NASA Names Nicky Fox as New Head of Science Mission Directorate

NASA Names Nicky Fox as New Head of Science Mission Directorate

NASA announced today that Nicky Fox is the new head of NASA’s Science Mission Directorate. Like her predecessor, Thomas Zurbuchen, she is a heliophysicist who studies the Sun and its influence on the solar system. Zurbuchen brought her into NASA to head SMD’s heliophysics division in 2018. She is only the second woman to lead SMD.

Nicola (Nicky) Fox joined NASA from the Johns Hopkins University Applied Physics Laboratory (APL) where she was the chief scientist and project scientist for the Parker Solar Probe. Her accomplishments include serving as deputy scientist for the Van Allen Probes and operations scientist for the International Solar Terrestrial Physics program.

She begins her new job as Associate Administrator for SMD today.

Dr. Nicola Fox. Photo credit: NASA/Aubrey Gemignani

Only one other woman, Mary Cleave, an environmental research engineer and former astronaut, has headed SMD in the agency’s almost 65-year history. She was SMD’s AA from August 2005-March 2007.

Heliophysics, also called solar and space physics, is the study of the Sun and its interaction with Earth and the rest of solar system all the way out to the heliopause — the boundary between the solar wind and interstellar wind — including research into space weather.

As SMD Division Director for Heliophysics, Fox oversaw a roughly $800 million annual budget. Now she’s in charge of all of SMD, whose budget is at an historic high of almost $8 billion with programs in astrophysics, biological and physical sciences in space, earth science, heliophysics, and planetary science. SMD also includes the Joint Agency Satellite Division that manages development and acquisition of satellites for NOAA on a reimburseable basis.

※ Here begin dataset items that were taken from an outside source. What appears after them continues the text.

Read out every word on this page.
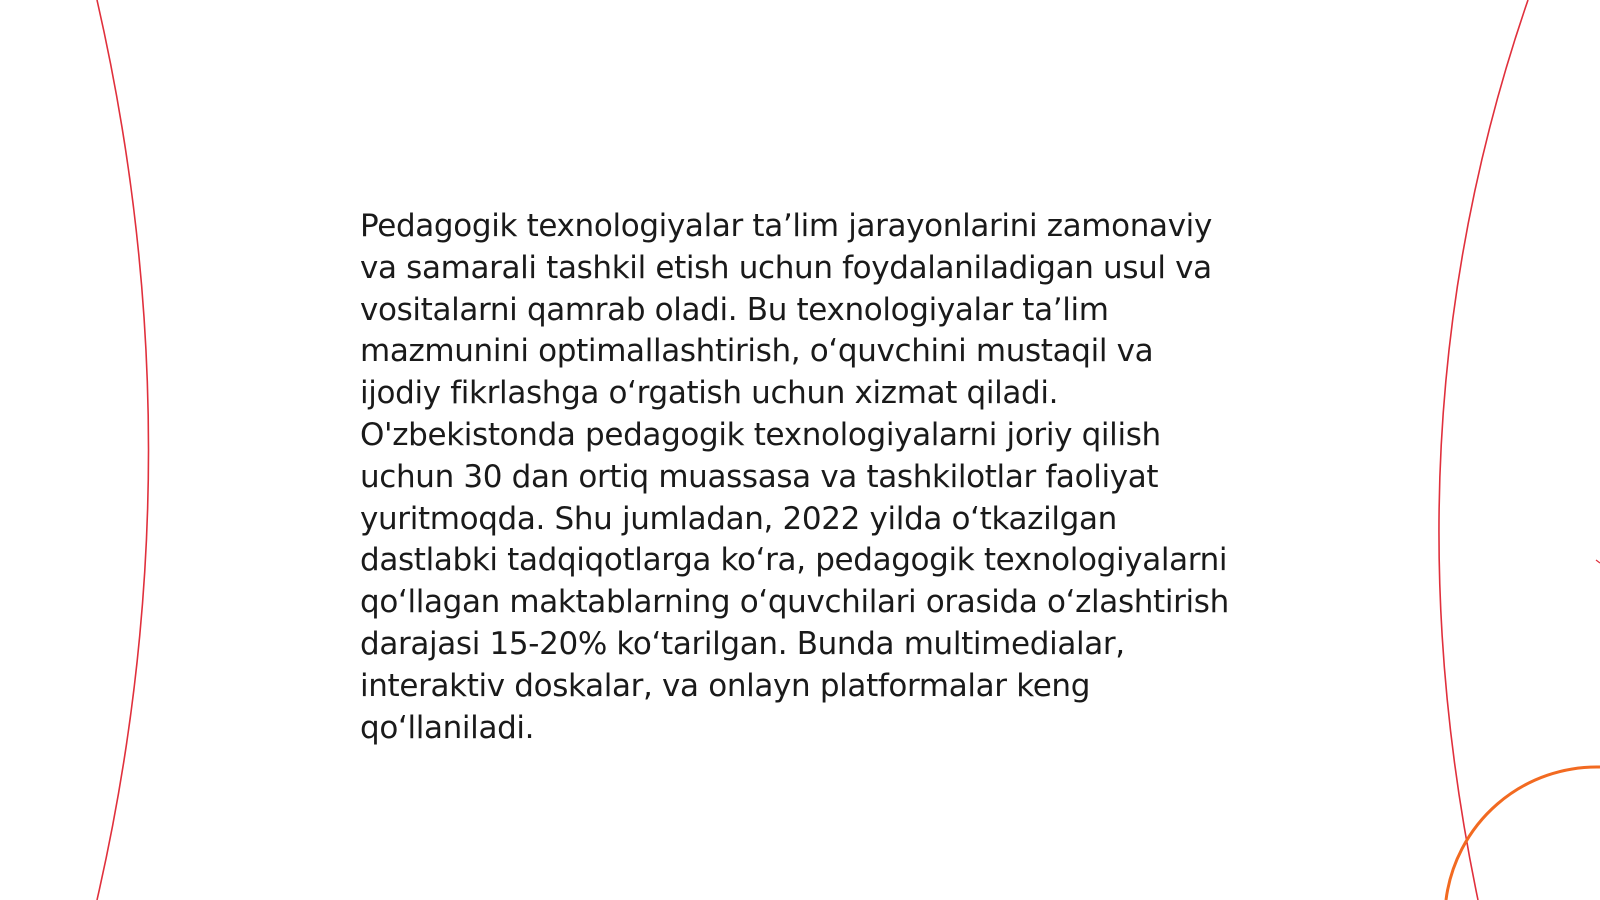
Pedagogik texnologiyalar ta’lim jarayonlarini zamonaviy va samarali tashkil etish uchun foydalaniladigan usul va vositalarni qamrab oladi. Bu texnologiyalar ta’lim mazmunini optimallashtirish, o‘quvchini mustaqil va ijodiy fikrlashga o‘rgatish uchun xizmat qiladi. O'zbekistonda pedagogik texnologiyalarni joriy qilish uchun 30 dan ortiq muassasa va tashkilotlar faoliyat yuritmoqda. Shu jumladan, 2022 yilda o‘tkazilgan dastlabki tadqiqotlarga ko‘ra, pedagogik texnologiyalarni qo‘llagan maktablarning o‘quvchilari orasida o‘zlashtirish darajasi 15-20% ko‘tarilgan. Bunda multimedialar, interaktiv doskalar, va onlayn platformalar keng qo‘llaniladi.
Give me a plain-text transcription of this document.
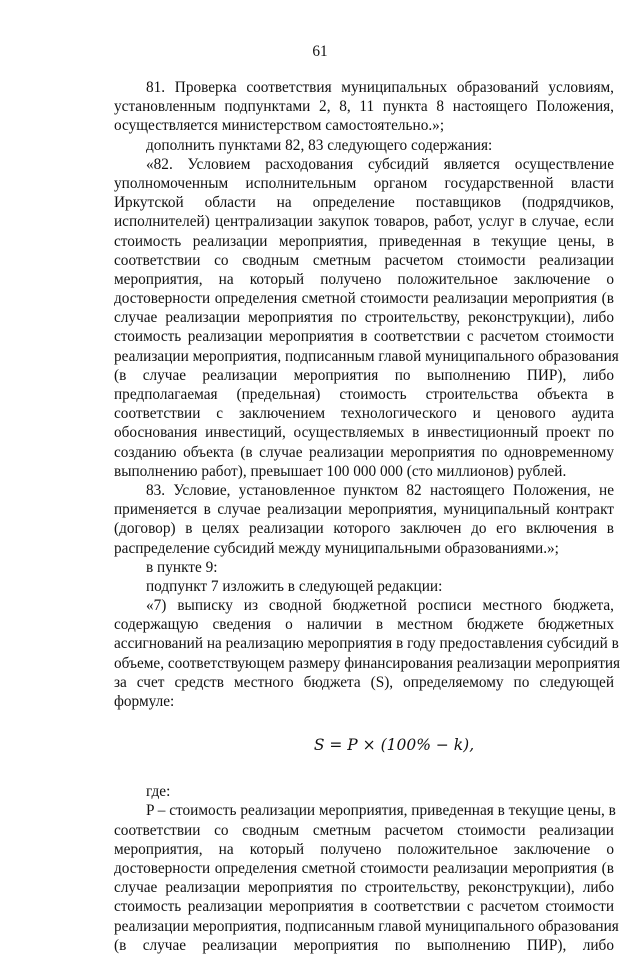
61
81. Проверка соответствия муниципальных образований условиям,
установленным подпунктами 2, 8, 11 пункта 8 настоящего Положения,
осуществляется министерством самостоятельно.»;
дополнить пунктами 82, 83 следующего содержания:
«82. Условием расходования субсидий является осуществление
уполномоченным исполнительным органом государственной власти
Иркутской области на определение поставщиков (подрядчиков,
исполнителей) централизации закупок товаров, работ, услуг в случае, если
стоимость реализации мероприятия, приведенная в текущие цены, в
соответствии со сводным сметным расчетом стоимости реализации
мероприятия, на который получено положительное заключение о
достоверности определения сметной стоимости реализации мероприятия (в
случае реализации мероприятия по строительству, реконструкции), либо
стоимость реализации мероприятия в соответствии с расчетом стоимости
реализации мероприятия, подписанным главой муниципального образования
(в случае реализации мероприятия по выполнению ПИР), либо
предполагаемая (предельная) стоимость строительства объекта в
соответствии с заключением технологического и ценового аудита
обоснования инвестиций, осуществляемых в инвестиционный проект по
созданию объекта (в случае реализации мероприятия по одновременному
выполнению работ), превышает 100 000 000 (сто миллионов) рублей.
83. Условие, установленное пунктом 82 настоящего Положения, не
применяется в случае реализации мероприятия, муниципальный контракт
(договор) в целях реализации которого заключен до его включения в
распределение субсидий между муниципальными образованиями.»;
в пункте 9:
подпункт 7 изложить в следующей редакции:
«7) выписку из сводной бюджетной росписи местного бюджета,
содержащую сведения о наличии в местном бюджете бюджетных
ассигнований на реализацию мероприятия в году предоставления субсидий в
объеме, соответствующем размеру финансирования реализации мероприятия
за счет средств местного бюджета (S), определяемому по следующей
формуле:
S = P × (100% − k),
где:
P – стоимость реализации мероприятия, приведенная в текущие цены, в
соответствии со сводным сметным расчетом стоимости реализации
мероприятия, на который получено положительное заключение о
достоверности определения сметной стоимости реализации мероприятия (в
случае реализации мероприятия по строительству, реконструкции), либо
стоимость реализации мероприятия в соответствии с расчетом стоимости
реализации мероприятия, подписанным главой муниципального образования
(в случае реализации мероприятия по выполнению ПИР), либо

Fox is perhaps best known for her scientific leadership of the Parker Solar Probe, the first spacecraft to “kiss the Sun” as it repeatedly swings by close enough to enter the Sun’s corona.

The probe is named after Eugene Parker, the “father of heliophysics,” a rare instance of naming a spacecraft after someone who was living at the time and able to attend the 2018 launch. He passed away last year.

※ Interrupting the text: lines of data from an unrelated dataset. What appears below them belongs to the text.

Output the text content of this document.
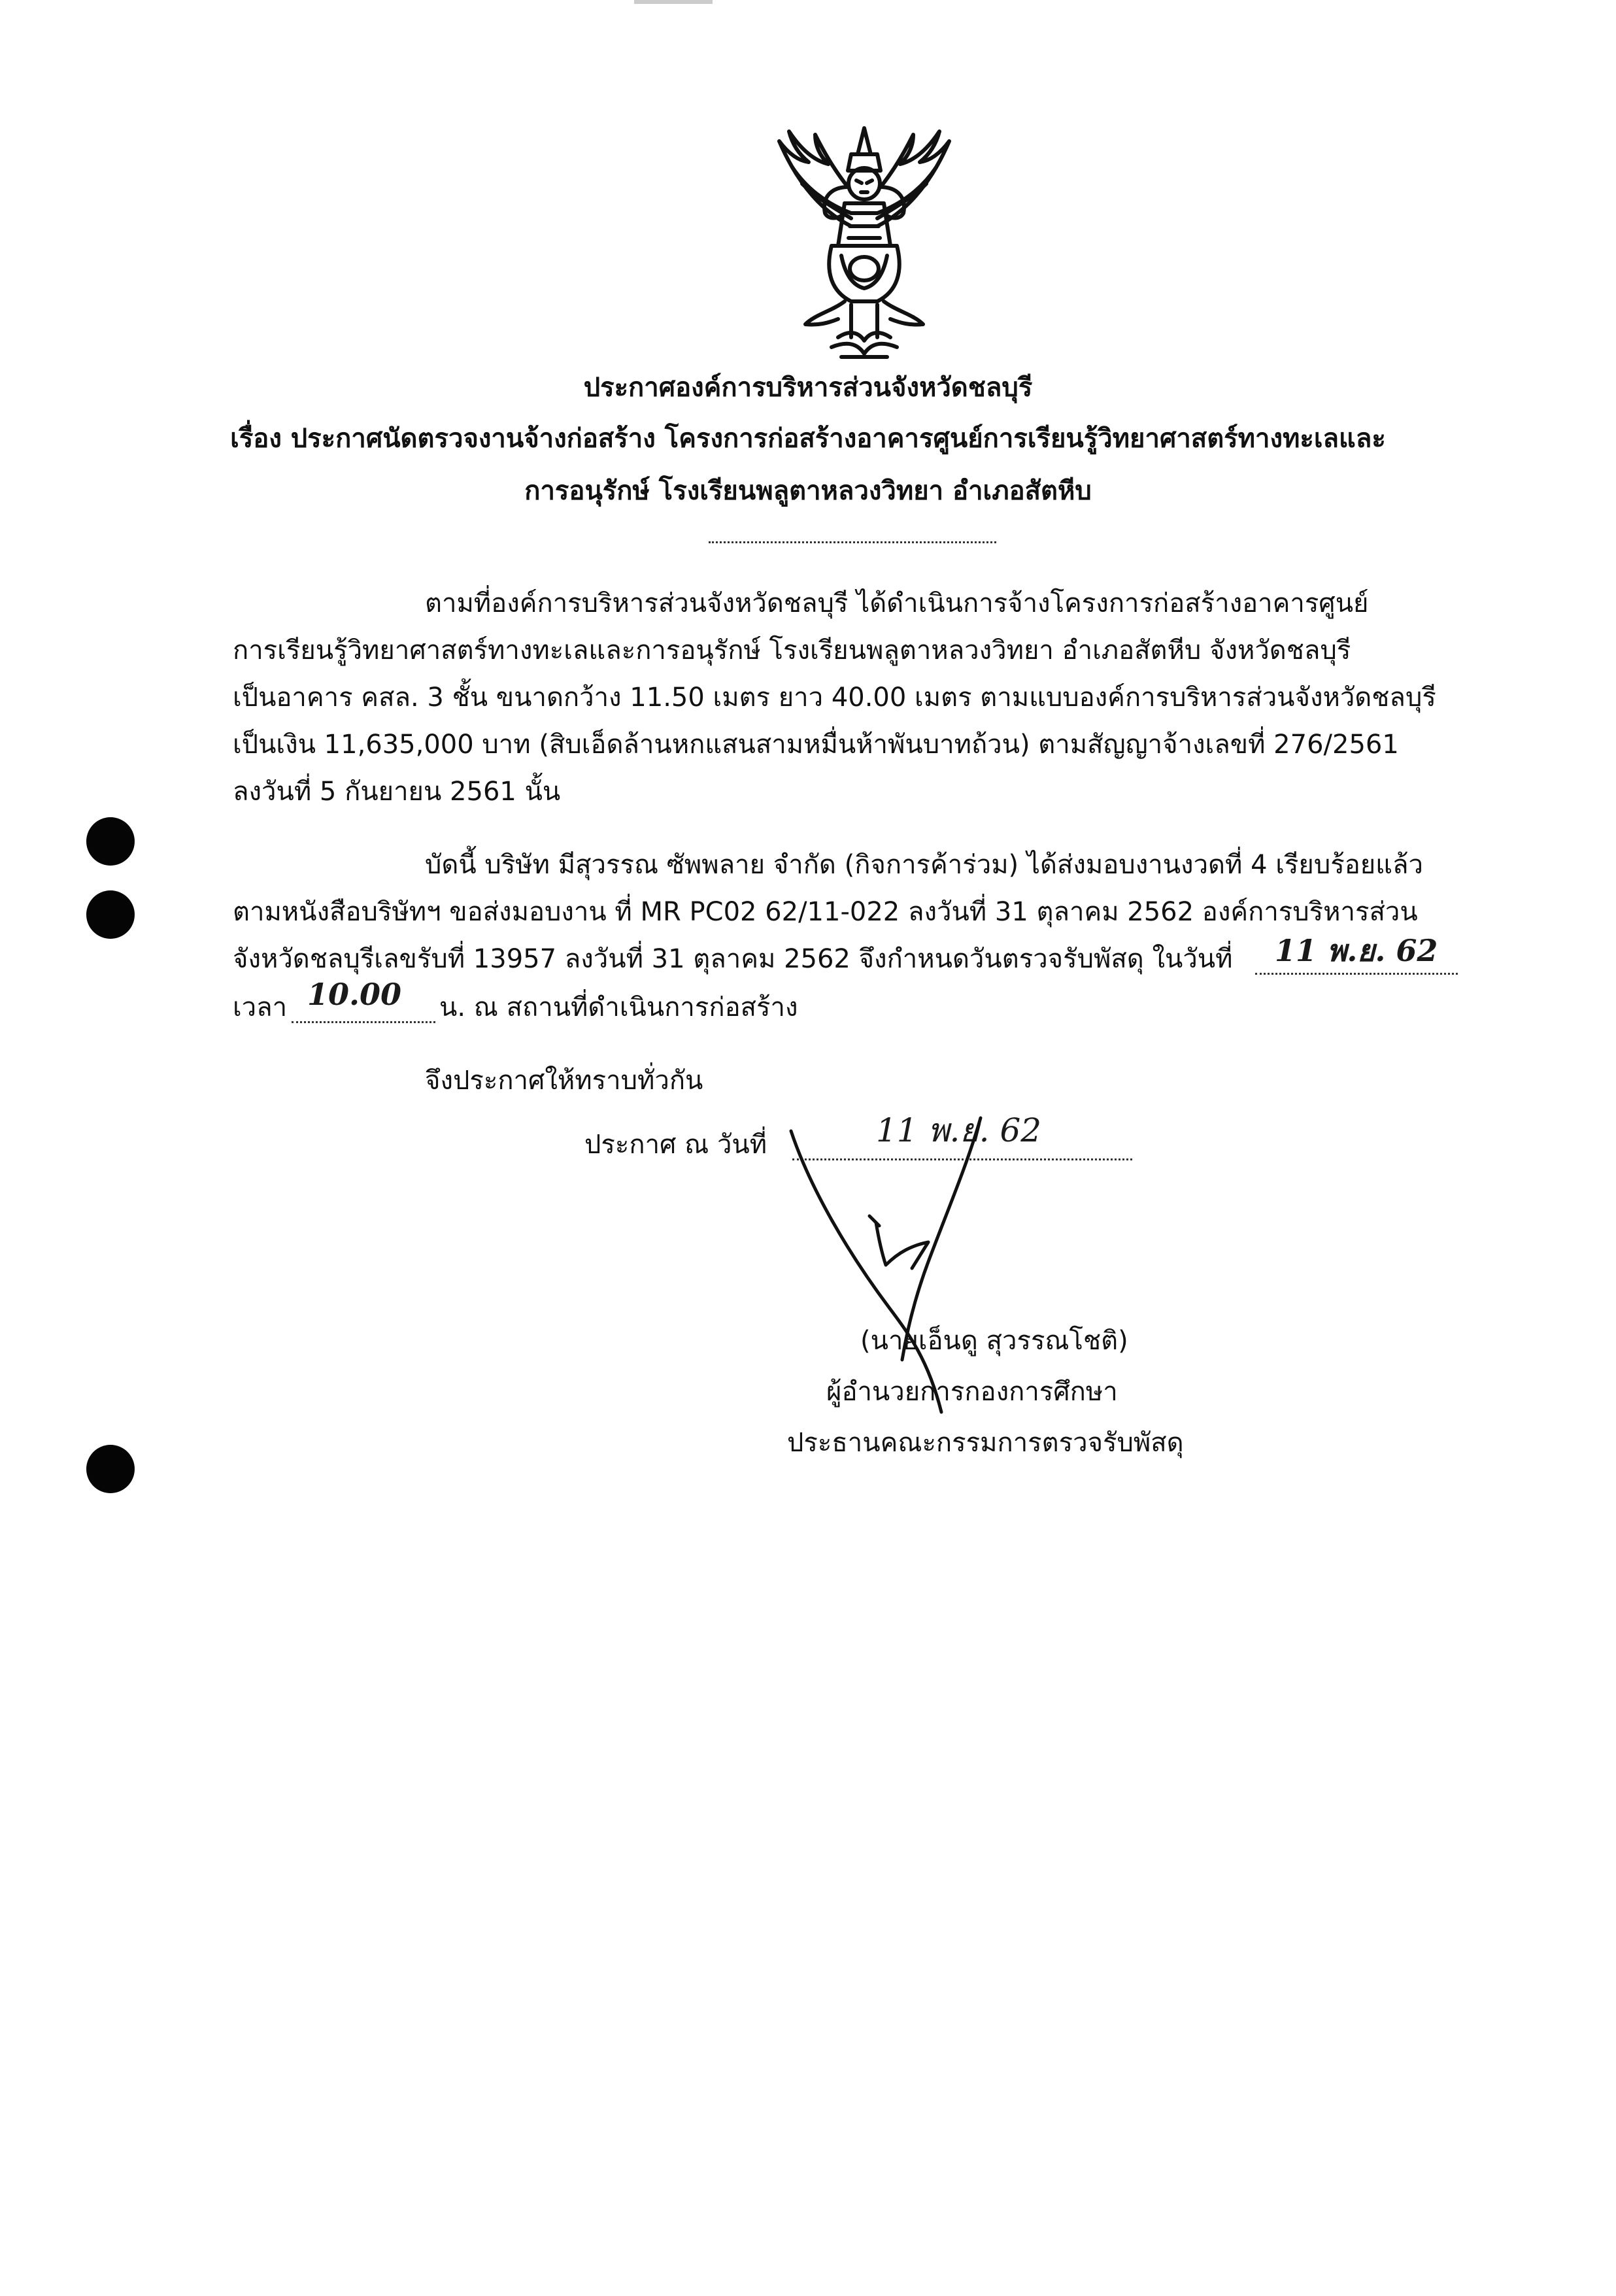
ประกาศองค์การบริหารส่วนจังหวัดชลบุรี
เรื่อง ประกาศนัดตรวจงานจ้างก่อสร้าง โครงการก่อสร้างอาคารศูนย์การเรียนรู้วิทยาศาสตร์ทางทะเลและ
การอนุรักษ์ โรงเรียนพลูตาหลวงวิทยา อำเภอสัตหีบ
ตามที่องค์การบริหารส่วนจังหวัดชลบุรี ได้ดำเนินการจ้างโครงการก่อสร้างอาคารศูนย์
การเรียนรู้วิทยาศาสตร์ทางทะเลและการอนุรักษ์ โรงเรียนพลูตาหลวงวิทยา อำเภอสัตหีบ จังหวัดชลบุรี
เป็นอาคาร คสล. 3 ชั้น ขนาดกว้าง 11.50 เมตร ยาว 40.00 เมตร ตามแบบองค์การบริหารส่วนจังหวัดชลบุรี
เป็นเงิน 11,635,000 บาท (สิบเอ็ดล้านหกแสนสามหมื่นห้าพันบาทถ้วน) ตามสัญญาจ้างเลขที่ 276/2561
ลงวันที่ 5 กันยายน 2561 นั้น
บัดนี้ บริษัท มีสุวรรณ ซัพพลาย จำกัด (กิจการค้าร่วม) ได้ส่งมอบงานงวดที่ 4 เรียบร้อยแล้ว
ตามหนังสือบริษัทฯ ขอส่งมอบงาน ที่ MR PC02 62/11-022 ลงวันที่ 31 ตุลาคม 2562 องค์การบริหารส่วน
จังหวัดชลบุรีเลขรับที่ 13957 ลงวันที่ 31 ตุลาคม 2562 จึงกำหนดวันตรวจรับพัสดุ ในวันที่ 11 พ.ย. 62
เวลา 10.00 น. ณ สถานที่ดำเนินการก่อสร้าง
จึงประกาศให้ทราบทั่วกัน
ประกาศ ณ วันที่	11 พ.ย. 62
(นายเอ็นดู สุวรรณโชติ)
ผู้อำนวยการกองการศึกษา
ประธานคณะกรรมการตรวจรับพัสดุ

Eugene Parker (seated) and Nicky Fox watch the launch of the Parker Solar Probe, August 12, 2018. Photo credit: NASA/Glenn Benson

Born in Hitchin, Herefordshire, England, Fox received a B.S. in physics from The Imperial College of Science, Technology and Medicine in London, an M.S. in Telematics and Satellite Communications from the University of Surrey, and returned to Imperial College London for her Ph.D. in Space and Atmospheric Physics. She worked at NASA’s Goddard Space Flight Center before joining APL in 1998.

Zurbuchen, who left the agency at the end of last year, and Bobby Braun, Space Exploration Sector Head at APL, joined NASA Administrator Bill Nelson in praising the decision.